# bathtub drain leaking



## Jerry bergen (Sep 3, 2007)

I recently found my bathtub is leaking from the drain . I cut a hole in the ceiling to get access. How do I stop the leak? Is it a matter of just getting some putty and resealing it? Not sure what to do. Any help would be great.
also ( same tub) my faucet is also leaking. What can i do for that as well?


----------



## Mike Swearingen (Mar 15, 2005)

Jerry,
Old plumber's putty will dry out and the tub "flexing" due to people and water weight in the tub can cause it to start leaking. 
To seal the tub drain, you just need to unscrew the drain counter-clockwise, clean out the old plumber's putty and replace it.
If you don't have the proper drain tool (most don't), you can use the handles of a pair of channel-lock pliers down in the crosspieces of the drain and use a screwdriver in the plier teeth for leverage to unscrew the drain.
You might want to loosen the old putty by heating it with a hair dryer first.
_If you break out the crosspieces, you will have to buy a new drain._
Once you've cleaned off all of the old putty, roll a roll of new plumber's putty about the size of a pencil in your hands and wrap it around the depression around the tub drain hole, then tighten the drain down on it.
We need to know the brand and type of faucet before we can help with that.
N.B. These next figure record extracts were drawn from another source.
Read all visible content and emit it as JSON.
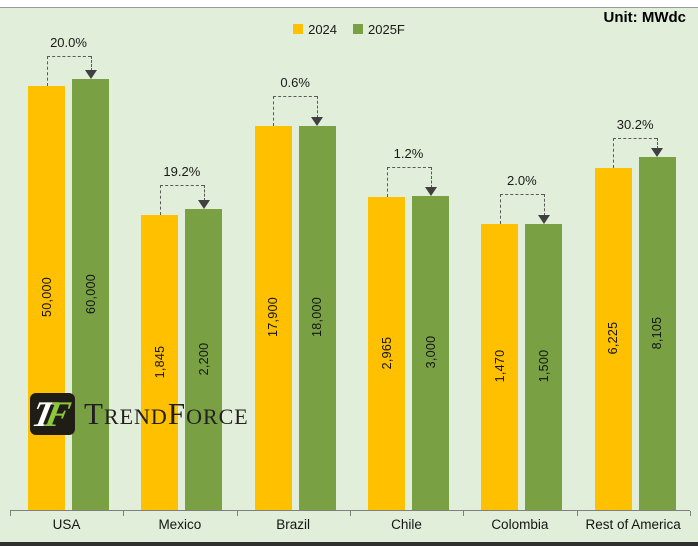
{
  "page": {
    "unit_label": "Unit: MWdc",
    "background_color": "#e1eed9"
  },
  "legend": {
    "items": [
      {
        "label": "2024",
        "color": "#ffc000"
      },
      {
        "label": "2025F",
        "color": "#79a144"
      }
    ]
  },
  "logo": {
    "text": "TrendForce",
    "icon_t": "T",
    "icon_f": "F"
  },
  "chart_data": {
    "type": "bar",
    "title": "",
    "unit": "MWdc",
    "scale": "log10",
    "categories": [
      "USA",
      "Mexico",
      "Brazil",
      "Chile",
      "Colombia",
      "Rest of America"
    ],
    "series": [
      {
        "name": "2024",
        "color": "#ffc000",
        "values": [
          50000,
          1845,
          17900,
          2965,
          1470,
          6225
        ],
        "value_labels": [
          "50,000",
          "1,845",
          "17,900",
          "2,965",
          "1,470",
          "6,225"
        ]
      },
      {
        "name": "2025F",
        "color": "#79a144",
        "values": [
          60000,
          2200,
          18000,
          3000,
          1500,
          8105
        ],
        "value_labels": [
          "60,000",
          "2,200",
          "18,000",
          "3,000",
          "1,500",
          "8,105"
        ]
      }
    ],
    "growth_labels": [
      "20.0%",
      "19.2%",
      "0.6%",
      "1.2%",
      "2.0%",
      "30.2%"
    ],
    "legend_position": "top-center",
    "grid": false,
    "axis_color": "#7f7f7f",
    "annotation_color": "#595959"
  }
}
Single handle? Dual handles?
Mike


----------



## Jerry bergen (Sep 3, 2007)

Thanks Mike that helps alot. As for the faucet it is a single handle and it has a moen handle . I took the handle off and the chrome plate off and all I can see is what looks like to be a valve / Not sure if thats the problem or not.


----------



## Mike Swearingen (Mar 15, 2005)

Moen will have cartridge that needs replacing.
Do you see a U-type clip holding something in place?
Turn the water OFF before you start trying to remove the cartridge of course. Once you get it out, take it to a store and get one exactly like it.
Sometimes you might need a Moen cartridge puller to get them out, but you might get it out with channel-locks.
Mike


----------



## johnnydow (Apr 17, 2011)

*Help*

My tub is leaking also, and it sounds like an easy fix, Will buy the putty tomorrow and do it. Thanks


----------